During my first visit, after I had rested a little and recovered from jet lag, I strolled to a nearby supermarket to buy some provisions. It was a well- stocked store with all varieties of items. But I could not tell what was what because every label was in Deutsche (German).
I sought assistance from an attendant nearby. When I spoke to her in English, she just shrugged me off as she spoke back in Deutsche, which was quite rude. I decided to do my best on my own and returned to my room.
I sorted out the stuff, packing most of it in the fridge. I then settled down to drink a juice and a biscuit, known as cookies in the U.S. Those years I simply adored them. But when I picked the sophisticated packet of biscuit I had bought, I saw a dog's picture on it.
I rushed to the front desk to find out. Immediately the man at the desk saw the packet, he ran upstairs to my room barking like a dog. I followed him, and found him turning things upside down. He even opened my box. He asked me if I had brought a dog from Africa in my box, which is why I had bought dog food, what with German love for dogs. I told him not at all. This did not amuse me a bit. I donated the dog food to him and quit eating biscuits.
Our journalism class was quite mixed. Participants came mainly from Africa and Asia. Among us was someone who claimed he was a professor of journalism, and another had a Ph.D. in mass communications. But this professor was very strange. He did not know how to type and he was quite irritable. He would hit the keyboard as if he was poking hot fire with his fingers. If a joke was cracked about him, he would want to fight. One day he got so mad he switched off the lights and locked up the computer lab.
Another day we had a regrettable but big laugh when police came to search the professor's room. At the shopping mall he pocketed a parker pen and thought he would get away with it, but the electronic detector picked him. Police arrested him and decided his room must be searched as well. When some cheeky journalist saw him with police he asked him why he could not fight them.

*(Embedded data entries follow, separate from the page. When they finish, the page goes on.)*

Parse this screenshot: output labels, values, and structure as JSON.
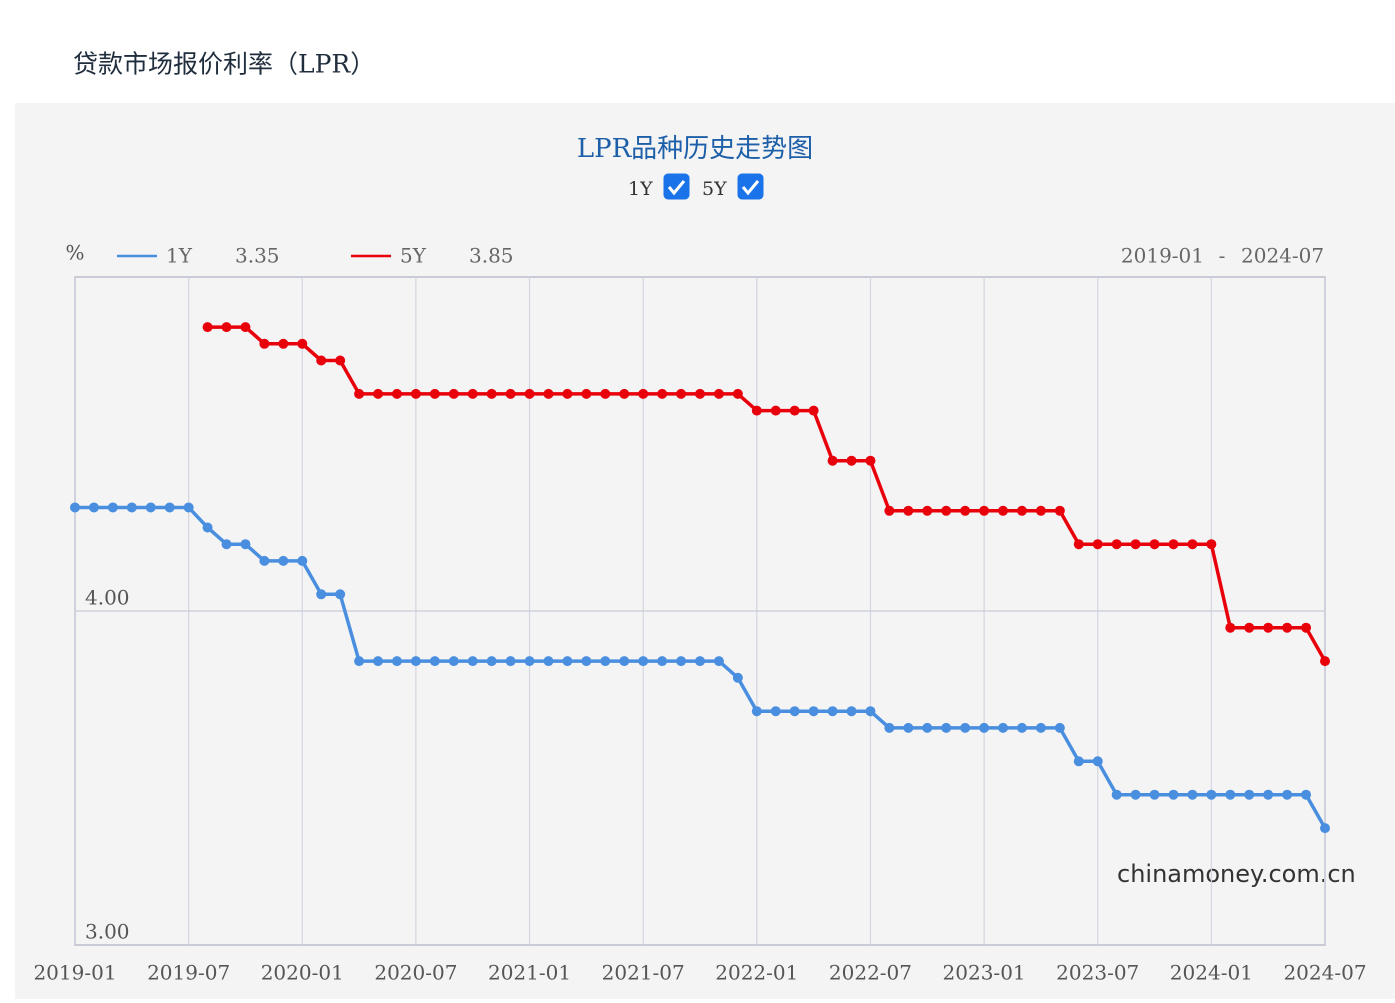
{
  "page_title": "贷款市场报价利率（LPR）",
  "toggles": [
    {
      "label": "1Y",
      "checked": true
    },
    {
      "label": "5Y",
      "checked": true
    }
  ],
  "watermark": "chinamoney.com.cn",
  "range_separator": "-",
  "chart_data": {
    "type": "line",
    "title": "LPR品种历史走势图",
    "y_unit": "%",
    "categories": [
      "2019-01",
      null,
      null,
      null,
      null,
      null,
      "2019-07",
      null,
      null,
      null,
      null,
      null,
      "2020-01",
      null,
      null,
      null,
      null,
      null,
      "2020-07",
      null,
      null,
      null,
      null,
      null,
      "2021-01",
      null,
      null,
      null,
      null,
      null,
      "2021-07",
      null,
      null,
      null,
      null,
      null,
      "2022-01",
      null,
      null,
      null,
      null,
      null,
      "2022-07",
      null,
      null,
      null,
      null,
      null,
      "2023-01",
      null,
      null,
      null,
      null,
      null,
      "2023-07",
      null,
      null,
      null,
      null,
      null,
      "2024-01",
      null,
      null,
      null,
      null,
      null,
      "2024-07"
    ],
    "series": [
      {
        "name": "1Y",
        "color": "#4a8fdf",
        "values": [
          4.31,
          4.31,
          4.31,
          4.31,
          4.31,
          4.31,
          4.31,
          4.25,
          4.2,
          4.2,
          4.15,
          4.15,
          4.15,
          4.05,
          4.05,
          3.85,
          3.85,
          3.85,
          3.85,
          3.85,
          3.85,
          3.85,
          3.85,
          3.85,
          3.85,
          3.85,
          3.85,
          3.85,
          3.85,
          3.85,
          3.85,
          3.85,
          3.85,
          3.85,
          3.85,
          3.8,
          3.7,
          3.7,
          3.7,
          3.7,
          3.7,
          3.7,
          3.7,
          3.65,
          3.65,
          3.65,
          3.65,
          3.65,
          3.65,
          3.65,
          3.65,
          3.65,
          3.65,
          3.55,
          3.55,
          3.45,
          3.45,
          3.45,
          3.45,
          3.45,
          3.45,
          3.45,
          3.45,
          3.45,
          3.45,
          3.45,
          3.35
        ]
      },
      {
        "name": "5Y",
        "color": "#e8000b",
        "values": [
          null,
          null,
          null,
          null,
          null,
          null,
          null,
          4.85,
          4.85,
          4.85,
          4.8,
          4.8,
          4.8,
          4.75,
          4.75,
          4.65,
          4.65,
          4.65,
          4.65,
          4.65,
          4.65,
          4.65,
          4.65,
          4.65,
          4.65,
          4.65,
          4.65,
          4.65,
          4.65,
          4.65,
          4.65,
          4.65,
          4.65,
          4.65,
          4.65,
          4.65,
          4.6,
          4.6,
          4.6,
          4.6,
          4.45,
          4.45,
          4.45,
          4.3,
          4.3,
          4.3,
          4.3,
          4.3,
          4.3,
          4.3,
          4.3,
          4.3,
          4.3,
          4.2,
          4.2,
          4.2,
          4.2,
          4.2,
          4.2,
          4.2,
          4.2,
          3.95,
          3.95,
          3.95,
          3.95,
          3.95,
          3.85
        ]
      }
    ],
    "ylim": [
      3,
      5
    ],
    "yticks": [
      {
        "value": 3,
        "label": "3.00"
      },
      {
        "value": 4,
        "label": "4.00"
      }
    ],
    "grid": true
  }
}
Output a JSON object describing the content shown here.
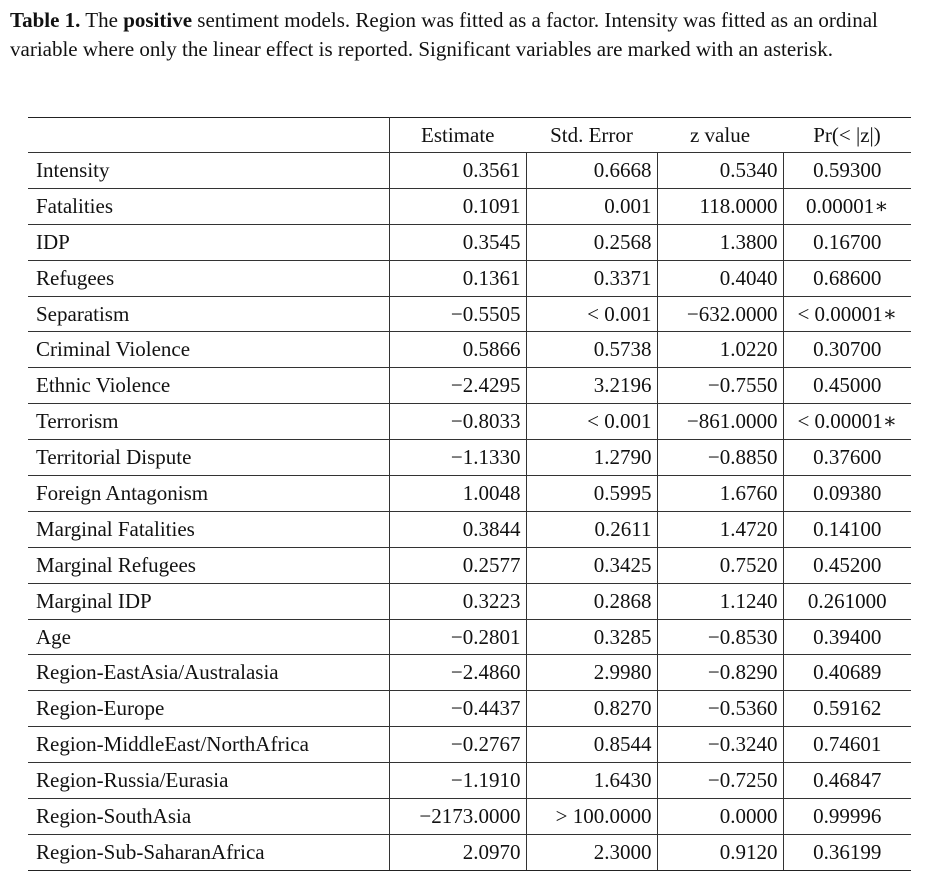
{
  "caption": {
    "label": "Table 1.",
    "text_before": " The ",
    "emphasis": "positive",
    "text_after": " sentiment models. Region was fitted as a factor. Intensity was fitted as an ordinal variable where only the linear effect is reported. Significant variables are marked with an asterisk."
  },
  "table": {
    "headers": [
      "",
      "Estimate",
      "Std. Error",
      "z value",
      "Pr(< |z|)"
    ],
    "rows": [
      [
        "Intensity",
        "0.3561",
        "0.6668",
        "0.5340",
        "0.59300"
      ],
      [
        "Fatalities",
        "0.1091",
        "0.001",
        "118.0000",
        "0.00001∗"
      ],
      [
        "IDP",
        "0.3545",
        "0.2568",
        "1.3800",
        "0.16700"
      ],
      [
        "Refugees",
        "0.1361",
        "0.3371",
        "0.4040",
        "0.68600"
      ],
      [
        "Separatism",
        "−0.5505",
        "< 0.001",
        "−632.0000",
        "< 0.00001∗"
      ],
      [
        "Criminal Violence",
        "0.5866",
        "0.5738",
        "1.0220",
        "0.30700"
      ],
      [
        "Ethnic Violence",
        "−2.4295",
        "3.2196",
        "−0.7550",
        "0.45000"
      ],
      [
        "Terrorism",
        "−0.8033",
        "< 0.001",
        "−861.0000",
        "< 0.00001∗"
      ],
      [
        "Territorial Dispute",
        "−1.1330",
        "1.2790",
        "−0.8850",
        "0.37600"
      ],
      [
        "Foreign Antagonism",
        "1.0048",
        "0.5995",
        "1.6760",
        "0.09380"
      ],
      [
        "Marginal Fatalities",
        "0.3844",
        "0.2611",
        "1.4720",
        "0.14100"
      ],
      [
        "Marginal Refugees",
        "0.2577",
        "0.3425",
        "0.7520",
        "0.45200"
      ],
      [
        "Marginal IDP",
        "0.3223",
        "0.2868",
        "1.1240",
        "0.261000"
      ],
      [
        "Age",
        "−0.2801",
        "0.3285",
        "−0.8530",
        "0.39400"
      ],
      [
        "Region-EastAsia/Australasia",
        "−2.4860",
        "2.9980",
        "−0.8290",
        "0.40689"
      ],
      [
        "Region-Europe",
        "−0.4437",
        "0.8270",
        "−0.5360",
        "0.59162"
      ],
      [
        "Region-MiddleEast/NorthAfrica",
        "−0.2767",
        "0.8544",
        "−0.3240",
        "0.74601"
      ],
      [
        "Region-Russia/Eurasia",
        "−1.1910",
        "1.6430",
        "−0.7250",
        "0.46847"
      ],
      [
        "Region-SouthAsia",
        "−2173.0000",
        "> 100.0000",
        "0.0000",
        "0.99996"
      ],
      [
        "Region-Sub-SaharanAfrica",
        "2.0970",
        "2.3000",
        "0.9120",
        "0.36199"
      ]
    ]
  }
}
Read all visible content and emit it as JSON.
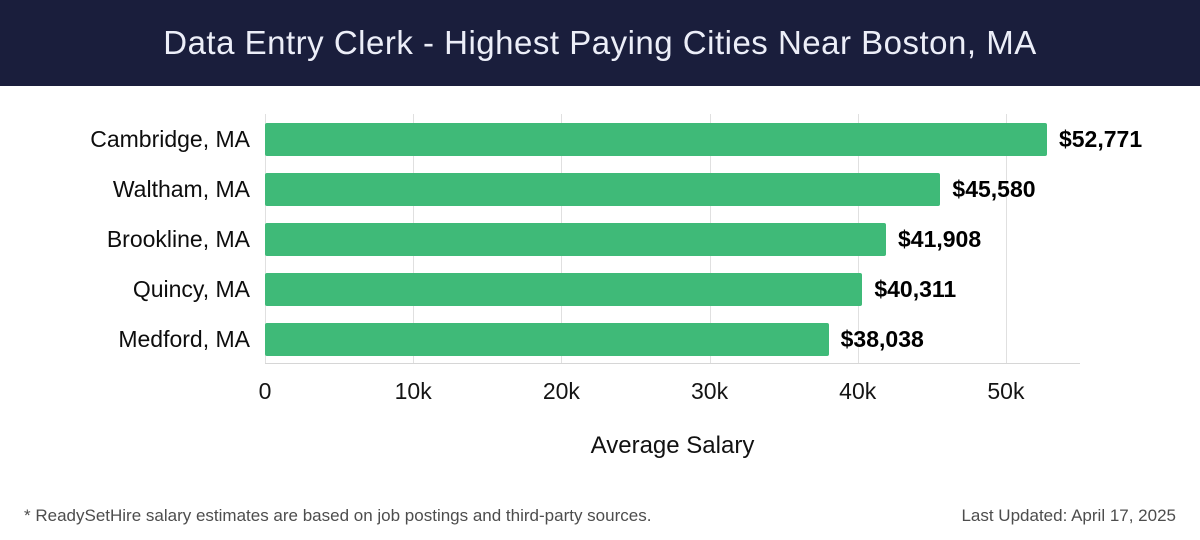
{
  "header": {
    "title": "Data Entry Clerk - Highest Paying Cities Near Boston, MA"
  },
  "chart_data": {
    "type": "bar",
    "orientation": "horizontal",
    "title": "Data Entry Clerk - Highest Paying Cities Near Boston, MA",
    "categories": [
      "Cambridge, MA",
      "Waltham, MA",
      "Brookline, MA",
      "Quincy, MA",
      "Medford, MA"
    ],
    "values": [
      52771,
      45580,
      41908,
      40311,
      38038
    ],
    "value_labels": [
      "$52,771",
      "$45,580",
      "$41,908",
      "$40,311",
      "$38,038"
    ],
    "xlabel": "Average Salary",
    "ylabel": "",
    "xlim": [
      0,
      55000
    ],
    "xticks": [
      0,
      10000,
      20000,
      30000,
      40000,
      50000
    ],
    "xtick_labels": [
      "0",
      "10k",
      "20k",
      "30k",
      "40k",
      "50k"
    ],
    "grid": true,
    "legend": "none"
  },
  "footer": {
    "disclaimer": "* ReadySetHire salary estimates are based on job postings and third-party sources.",
    "last_updated": "Last Updated: April 17, 2025"
  },
  "colors": {
    "header_bg": "#1a1e3c",
    "header_text": "#eceef8",
    "bar": "#3fba78",
    "grid": "#e0e0e0",
    "value_text": "#000000",
    "footer_text": "#4d4d4d"
  }
}
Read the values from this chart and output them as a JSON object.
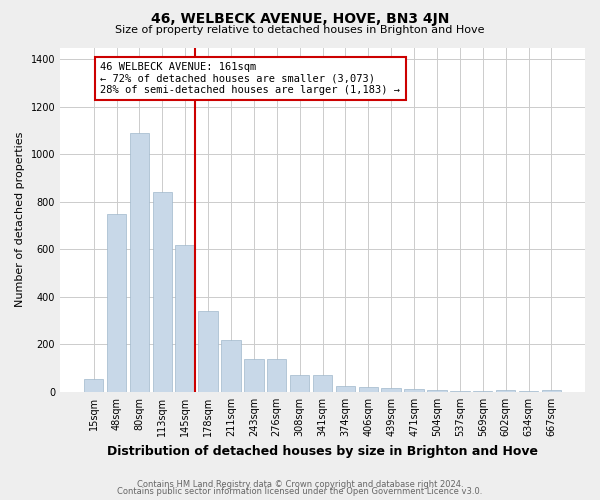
{
  "title": "46, WELBECK AVENUE, HOVE, BN3 4JN",
  "subtitle": "Size of property relative to detached houses in Brighton and Hove",
  "xlabel": "Distribution of detached houses by size in Brighton and Hove",
  "ylabel": "Number of detached properties",
  "categories": [
    "15sqm",
    "48sqm",
    "80sqm",
    "113sqm",
    "145sqm",
    "178sqm",
    "211sqm",
    "243sqm",
    "276sqm",
    "308sqm",
    "341sqm",
    "374sqm",
    "406sqm",
    "439sqm",
    "471sqm",
    "504sqm",
    "537sqm",
    "569sqm",
    "602sqm",
    "634sqm",
    "667sqm"
  ],
  "values": [
    55,
    750,
    1090,
    840,
    620,
    340,
    220,
    140,
    140,
    70,
    70,
    25,
    20,
    15,
    12,
    8,
    5,
    3,
    8,
    3,
    8
  ],
  "bar_color": "#c8d8e8",
  "bar_edge_color": "#a0b8cc",
  "vline_x_index": 4,
  "vline_color": "#cc0000",
  "annotation_line1": "46 WELBECK AVENUE: 161sqm",
  "annotation_line2": "← 72% of detached houses are smaller (3,073)",
  "annotation_line3": "28% of semi-detached houses are larger (1,183) →",
  "annotation_box_edge": "#cc0000",
  "ylim": [
    0,
    1450
  ],
  "yticks": [
    0,
    200,
    400,
    600,
    800,
    1000,
    1200,
    1400
  ],
  "footer1": "Contains HM Land Registry data © Crown copyright and database right 2024.",
  "footer2": "Contains public sector information licensed under the Open Government Licence v3.0.",
  "bg_color": "#eeeeee",
  "plot_bg_color": "#ffffff",
  "grid_color": "#cccccc",
  "title_fontsize": 10,
  "subtitle_fontsize": 8,
  "xlabel_fontsize": 9,
  "ylabel_fontsize": 8,
  "tick_fontsize": 7,
  "annotation_fontsize": 7.5,
  "footer_fontsize": 6.0
}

Now for the serious side of Germany.
The worst thing that happened to the people of Germany was the overnight arbitrary division by the wall. Imagine waking up one day in Columbia and you find you cannot cross Gervais or Green streets, with your families and friends split in two by a wall fitted with dangerous weapons.
While West Germany prospered, the East wallowed under repressive communist rulers. Thank God, the wall came down in 1989 and the people of Germany reunited. By the time I visited Berlin again in 1999, you could describe it as the city of forests of cranes as the city was being reconstructed, because once again, it had become the capital of Germany.